Yeah. That's correct. And, also, you know, UniCure as well.

UniCure and Biohaven. Yeah. I mean, when you look closely at those, John, it's a very different situation, I think, than what we have. And I think it's very different broadly. Than just kind of pointing out historical control. Historical control therefore, these two things must be the same. These are very different products. I think the packages are yeah. We haven't seen all of the package for either of those products, either UniCure's or Biohaven's. They haven't made those public. But what is that are publicly I think, makes it pretty clear that, you know, there are differences here. So we really don't see those as having any impact or any meaningful impact on our application or on our drug. With respect to our expenses moving into 26, you know, I would expect, again, that I think as David went through, those we would expect to increase. But, again, everything is being predicated on really two events. One is the closing of the Novo deal. And the second is the approval decision from FDA. And we can dial up or dial down as needed. But, certainly, what we're expecting to do are sort of the things that I went through in the prepared comments. There are a number of programs that we intend to push. And those include OMS 1029. They include the MASP-2 small molecules as well. They include our PDE-7 program, our TCAT program, and, you know, they very much include what we have as our oncology platform. We're really excited about all of these programs. But I think there's a breadth of applicability across each of these programs. But, you know, we are excited. We do expect at some point to share more information on these programs. I would just sort of say stay tuned. And we'll share information as it becomes available. And appropriate to share. Did that satisfy John?

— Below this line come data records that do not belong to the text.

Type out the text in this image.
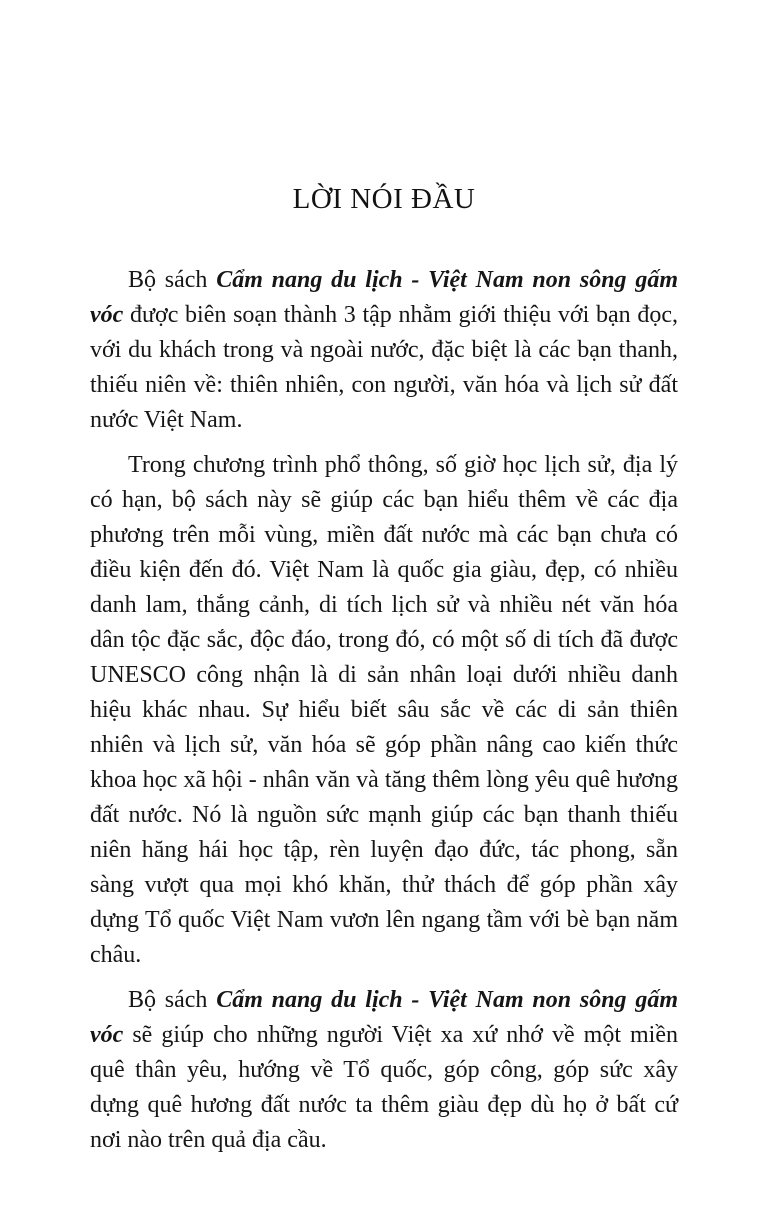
LỜI NÓI ĐẦU

Bộ sách Cẩm nang du lịch - Việt Nam non sông gấm vóc được biên soạn thành 3 tập nhằm giới thiệu với bạn đọc, với du khách trong và ngoài nước, đặc biệt là các bạn thanh, thiếu niên về: thiên nhiên, con người, văn hóa và lịch sử đất nước Việt Nam.

Trong chương trình phổ thông, số giờ học lịch sử, địa lý có hạn, bộ sách này sẽ giúp các bạn hiểu thêm về các địa phương trên mỗi vùng, miền đất nước mà các bạn chưa có điều kiện đến đó. Việt Nam là quốc gia giàu, đẹp, có nhiều danh lam, thắng cảnh, di tích lịch sử và nhiều nét văn hóa dân tộc đặc sắc, độc đáo, trong đó, có một số di tích đã được UNESCO công nhận là di sản nhân loại dưới nhiều danh hiệu khác nhau. Sự hiểu biết sâu sắc về các di sản thiên nhiên và lịch sử, văn hóa sẽ góp phần nâng cao kiến thức khoa học xã hội - nhân văn và tăng thêm lòng yêu quê hương đất nước. Nó là nguồn sức mạnh giúp các bạn thanh thiếu niên hăng hái học tập, rèn luyện đạo đức, tác phong, sẵn sàng vượt qua mọi khó khăn, thử thách để góp phần xây dựng Tổ quốc Việt Nam vươn lên ngang tầm với bè bạn năm châu.

Bộ sách Cẩm nang du lịch - Việt Nam non sông gấm vóc sẽ giúp cho những người Việt xa xứ nhớ về một miền quê thân yêu, hướng về Tổ quốc, góp công, góp sức xây dựng quê hương đất nước ta thêm giàu đẹp dù họ ở bất cứ nơi nào trên quả địa cầu.
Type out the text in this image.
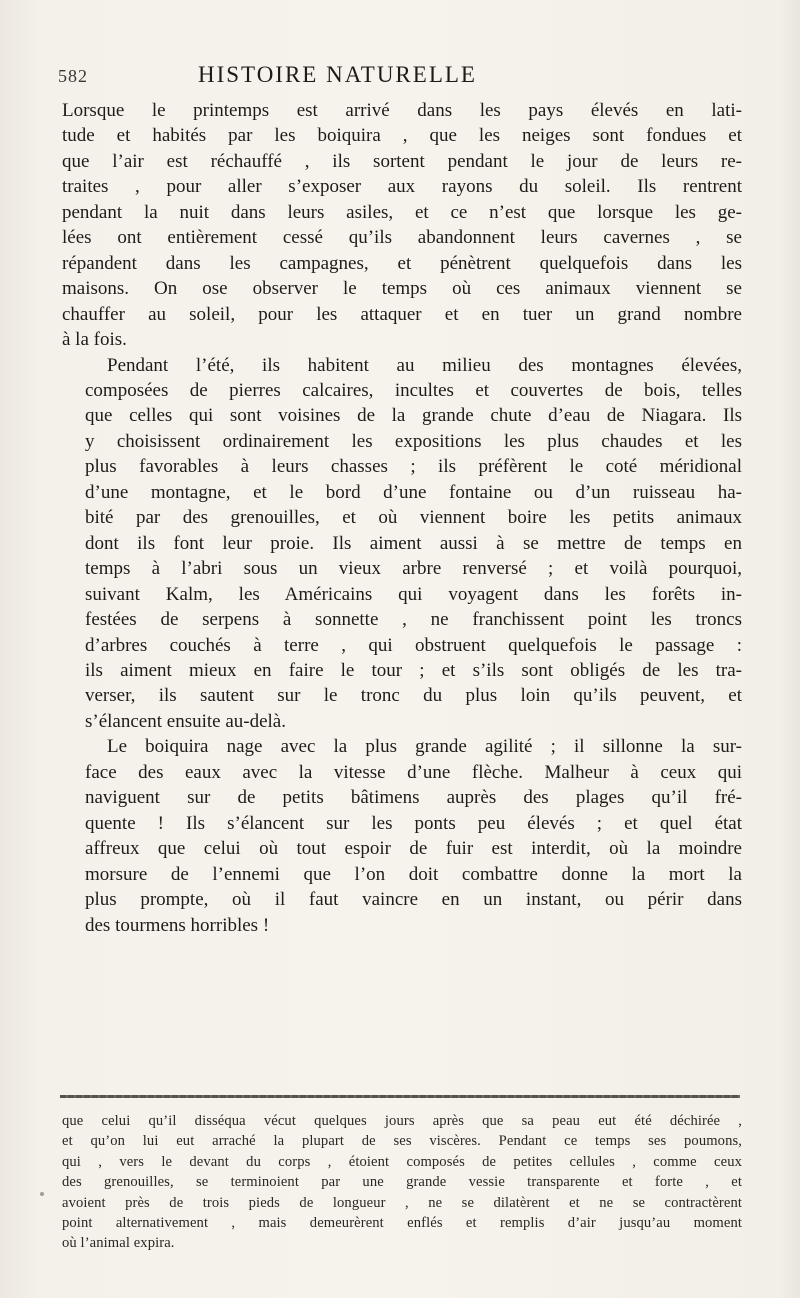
582	HISTOIRE NATURELLE

Lorsque le printemps est arrivé dans les pays élevés en lati-
tude et habités par les boiquira , que les neiges sont fondues et
que l’air est réchauffé , ils sortent pendant le jour de leurs re-
traites , pour aller s’exposer aux rayons du soleil. Ils rentrent
pendant la nuit dans leurs asiles, et ce n’est que lorsque les ge-
lées ont entièrement cessé qu’ils abandonnent leurs cavernes , se
répandent dans les campagnes, et pénètrent quelquefois dans les
maisons. On ose observer le temps où ces animaux viennent se
chauffer au soleil, pour les attaquer et en tuer un grand nombre
à la fois.

Pendant l’été, ils habitent au milieu des montagnes élevées,
composées de pierres calcaires, incultes et couvertes de bois, telles
que celles qui sont voisines de la grande chute d’eau de Niagara. Ils
y choisissent ordinairement les expositions les plus chaudes et les
plus favorables à leurs chasses ; ils préfèrent le coté méridional
d’une montagne, et le bord d’une fontaine ou d’un ruisseau ha-
bité par des grenouilles, et où viennent boire les petits animaux
dont ils font leur proie. Ils aiment aussi à se mettre de temps en
temps à l’abri sous un vieux arbre renversé ; et voilà pourquoi,
suivant Kalm, les Américains qui voyagent dans les forêts in-
festées de serpens à sonnette , ne franchissent point les troncs
d’arbres couchés à terre , qui obstruent quelquefois le passage :
ils aiment mieux en faire le tour ; et s’ils sont obligés de les tra-
verser, ils sautent sur le tronc du plus loin qu’ils peuvent, et
s’élancent ensuite au-delà.

Le boiquira nage avec la plus grande agilité ; il sillonne la sur-
face des eaux avec la vitesse d’une flèche. Malheur à ceux qui
naviguent sur de petits bâtimens auprès des plages qu’il fré-
quente ! Ils s’élancent sur les ponts peu élevés ; et quel état
affreux que celui où tout espoir de fuir est interdit, où la moindre
morsure de l’ennemi que l’on doit combattre donne la mort la
plus prompte, où il faut vaincre en un instant, ou périr dans
des tourmens horribles !

que celui qu’il disséqua vécut quelques jours après que sa peau eut été déchirée ,
et qu’on lui eut arraché la plupart de ses viscères. Pendant ce temps ses poumons,
qui , vers le devant du corps , étoient composés de petites cellules , comme ceux
des grenouilles, se terminoient par une grande vessie transparente et forte , et
avoient près de trois pieds de longueur , ne se dilatèrent et ne se contractèrent
point alternativement , mais demeurèrent enflés et remplis d’air jusqu’au moment
où l’animal expira.
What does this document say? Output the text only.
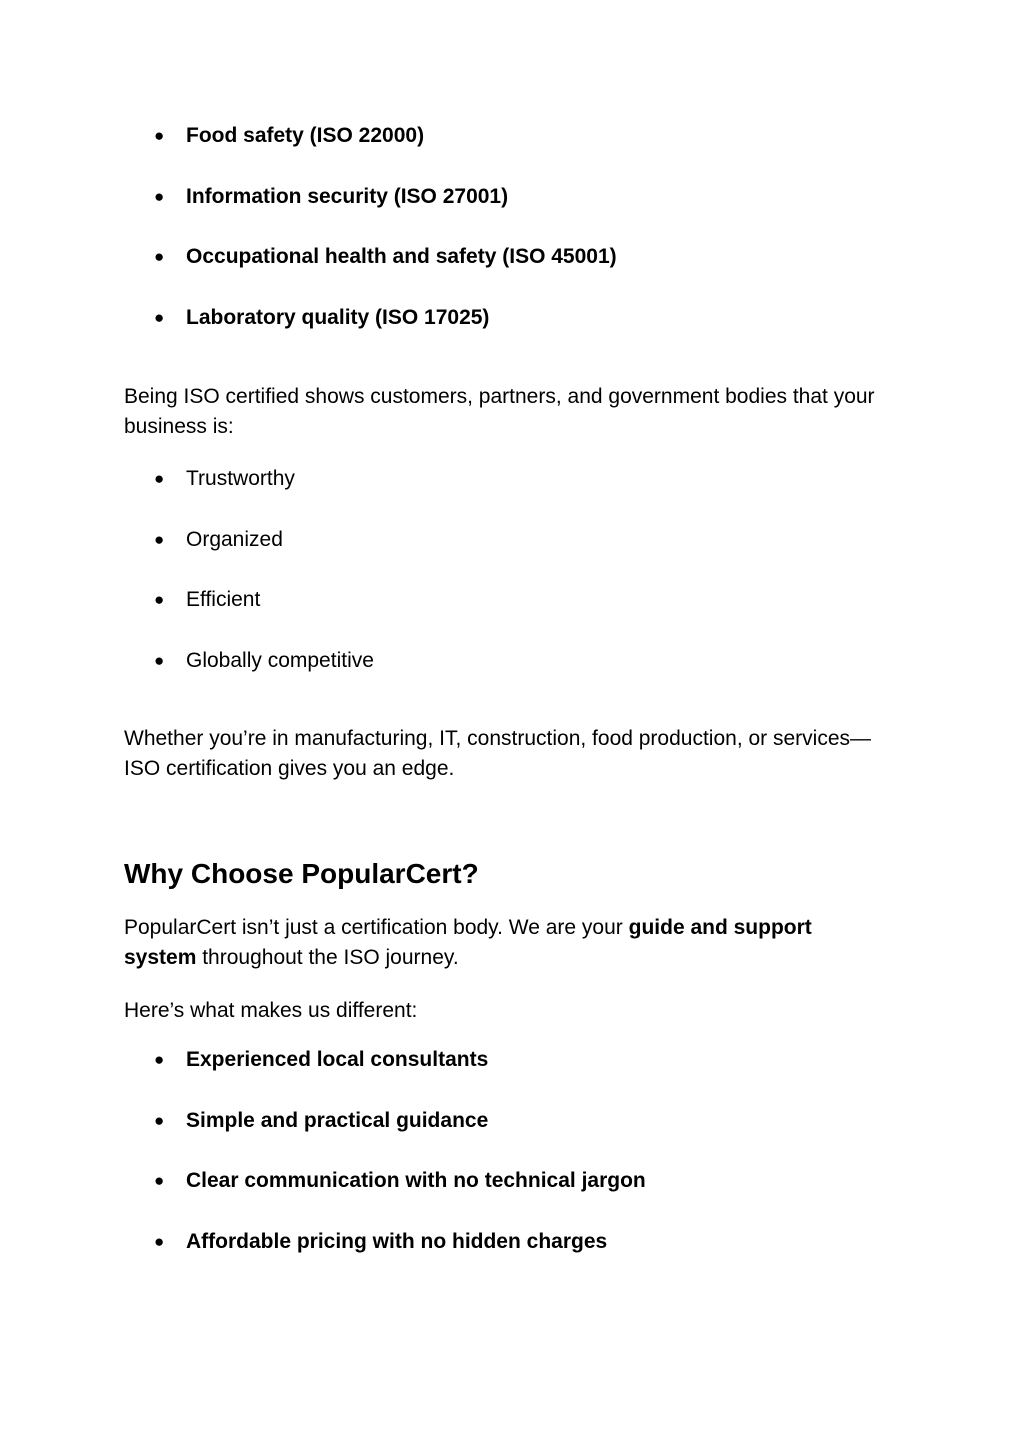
● Food safety (ISO 22000)
● Information security (ISO 27001)
● Occupational health and safety (ISO 45001)
● Laboratory quality (ISO 17025)

Being ISO certified shows customers, partners, and government bodies that your business is:

● Trustworthy
● Organized
● Efficient
● Globally competitive

Whether you’re in manufacturing, IT, construction, food production, or services—ISO certification gives you an edge.

Why Choose PopularCert?

PopularCert isn’t just a certification body. We are your guide and support system throughout the ISO journey.

Here’s what makes us different:

● Experienced local consultants
● Simple and practical guidance
● Clear communication with no technical jargon
● Affordable pricing with no hidden charges
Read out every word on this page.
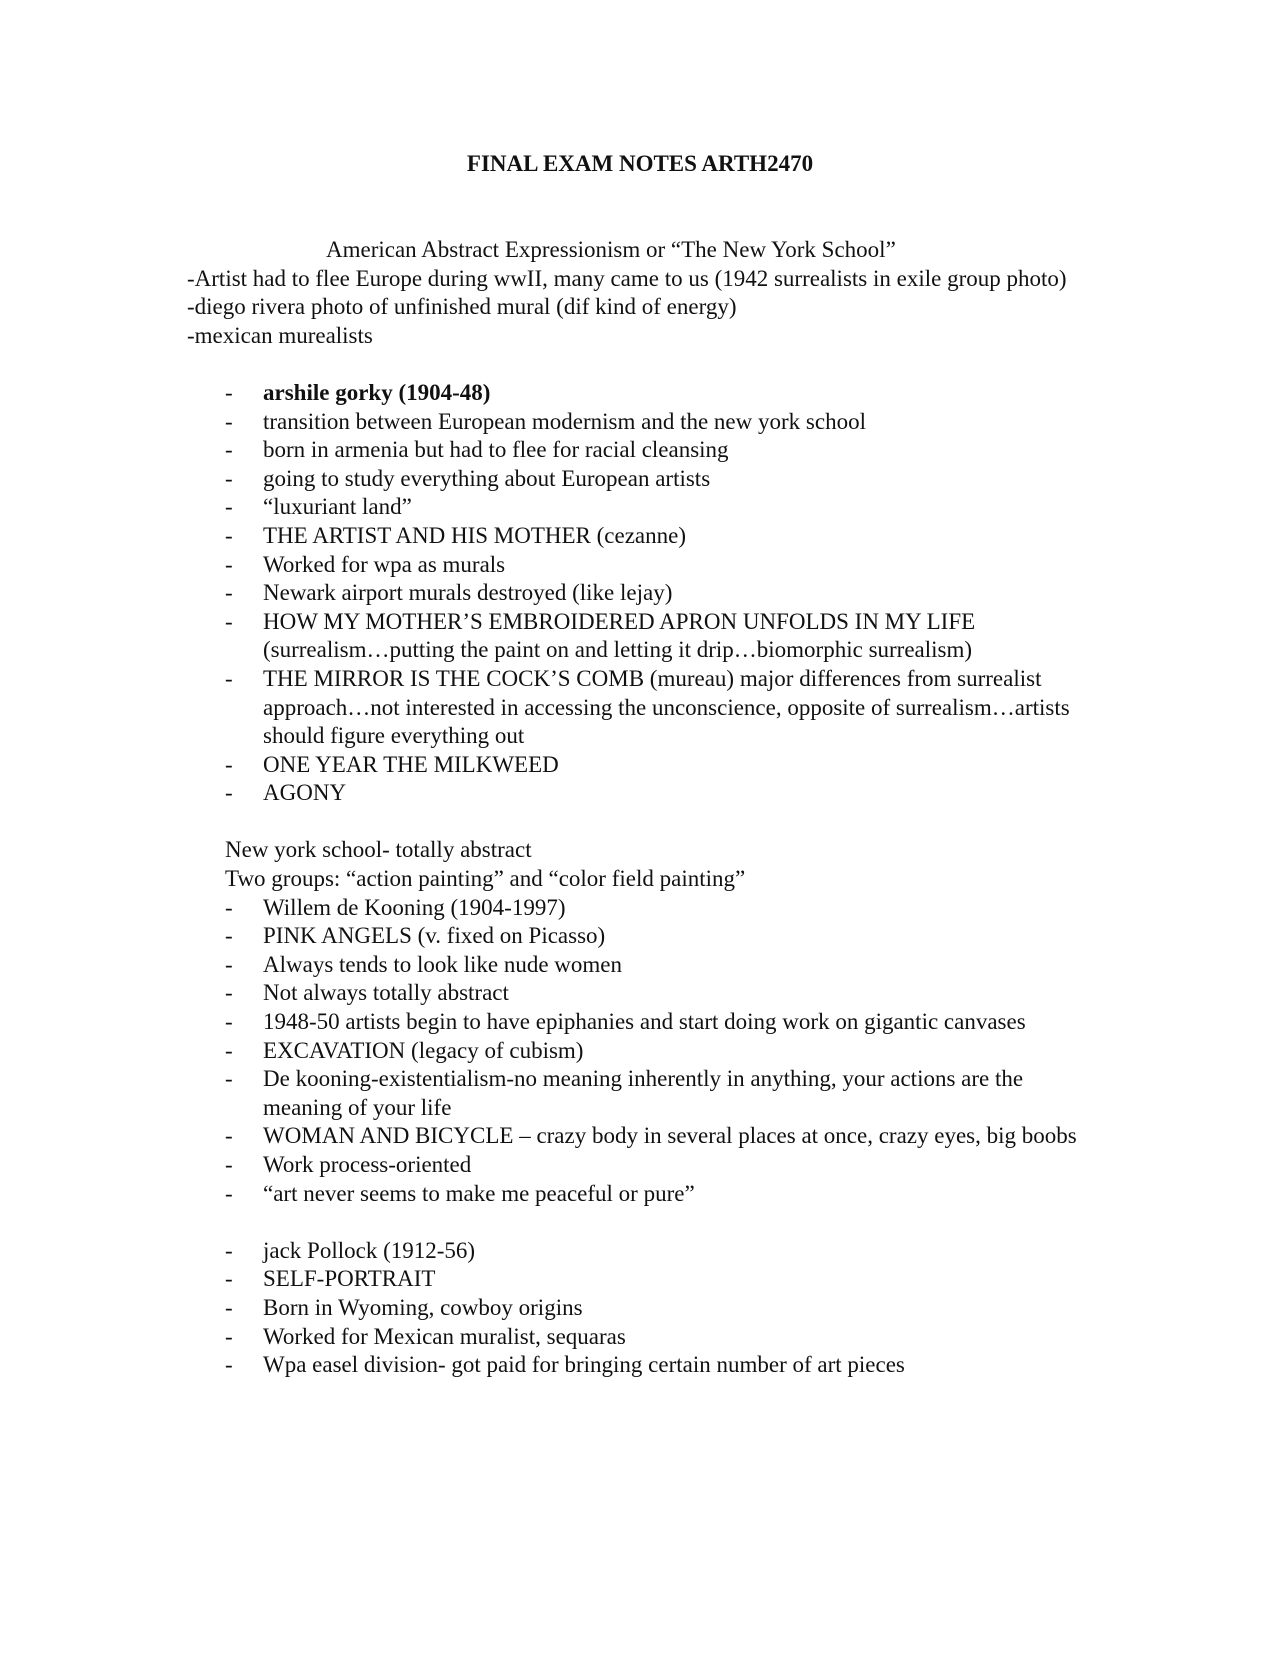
FINAL EXAM NOTES ARTH2470
American Abstract Expressionism or “The New York School”
-Artist had to flee Europe during wwII, many came to us (1942 surrealists in exile group photo)
-diego rivera photo of unfinished mural (dif kind of energy)
-mexican murealists
-	arshile gorky (1904-48)
-	transition between European modernism and the new york school
-	born in armenia but had to flee for racial cleansing
-	going to study everything about European artists
-	“luxuriant land”
-	THE ARTIST AND HIS MOTHER (cezanne)
-	Worked for wpa as murals
-	Newark airport murals destroyed (like lejay)
-	HOW MY MOTHER’S EMBROIDERED APRON UNFOLDS IN MY LIFE (surrealism…putting the paint on and letting it drip…biomorphic surrealism)
-	THE MIRROR IS THE COCK’S COMB (mureau) major differences from surrealist approach…not interested in accessing the unconscience, opposite of surrealism…artists should figure everything out
-	ONE YEAR THE MILKWEED
-	AGONY
New york school- totally abstract
Two groups: “action painting” and “color field painting”
-	Willem de Kooning (1904-1997)
-	PINK ANGELS (v. fixed on Picasso)
-	Always tends to look like nude women
-	Not always totally abstract
-	1948-50 artists begin to have epiphanies and start doing work on gigantic canvases
-	EXCAVATION (legacy of cubism)
-	De kooning-existentialism-no meaning inherently in anything, your actions are the meaning of your life
-	WOMAN AND BICYCLE – crazy body in several places at once, crazy eyes, big boobs
-	Work process-oriented
-	“art never seems to make me peaceful or pure”
-	jack Pollock (1912-56)
-	SELF-PORTRAIT
-	Born in Wyoming, cowboy origins
-	Worked for Mexican muralist, sequaras
-	Wpa easel division- got paid for bringing certain number of art pieces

Yeah. That was great. Thank you very much.

Okay. Good. Thank you.

Thank you. I'm showing no further questions at this time. I would now like to turn it back to Dr. Demopulos for closing remarks.

Alright. Thank you, operator, and thanks to all of our panelists for their questions. You know, before ending today's call, I'd like to just step back and reflect on what's been accomplished and what lies ahead. Today, Omeros Corporation is entering one of the most exciting phases in our history. With Yartemlia, approaching an approval decision, we're preparing to deliver the first and only approved treatment for TATMA. A therapy that we expect will really transform outcomes for transplant patients worldwide. The continued recognition from the global transplant community highlights the impact we expect Yartemlia to have once launched. Equally important are strength our strategic transaction with Novo Nordisk underscores the scientific and cultural value of our complement franchise. This collaboration not only provides substantial nondilutive capital, but also brings the strength scale, and expertise of one of the world's leading biopharmaceutical companies to accelerate and expand the reach of zoltenobar and MASP-3 inhibition globally. It is a strong external validation of our science, our platform, and our team's ability to translate innovation into long-term value. At the same time, we continue to advance a deep and diversified pipeline. From OMS 1029 and our MASP-2 small molecules to our PDE-7 program, the TCAT platform, and our oncology franchise. Each targets major unmet needs and carries significant potential to create both clinical and shareholder value. Our focus now is clear, securing the Yartemlia approval, executing a successful commercial launch, and driving forward the next wave of programs that will define Omeros Corporation's future. We are scientifically differentiated and upon closing, the Novo Nordisk transaction will be financially strong. And well-positioned to deliver sustained growth. I want to thank our employees for their dedication, collaborators and partners, including Novo Nordisk, for their confidence in our science, and our shareholders for their continued support. We look forward to updating you again as we continue to execute on what we expect will be a truly transformative period for Omeros Corporation. Have a good evening.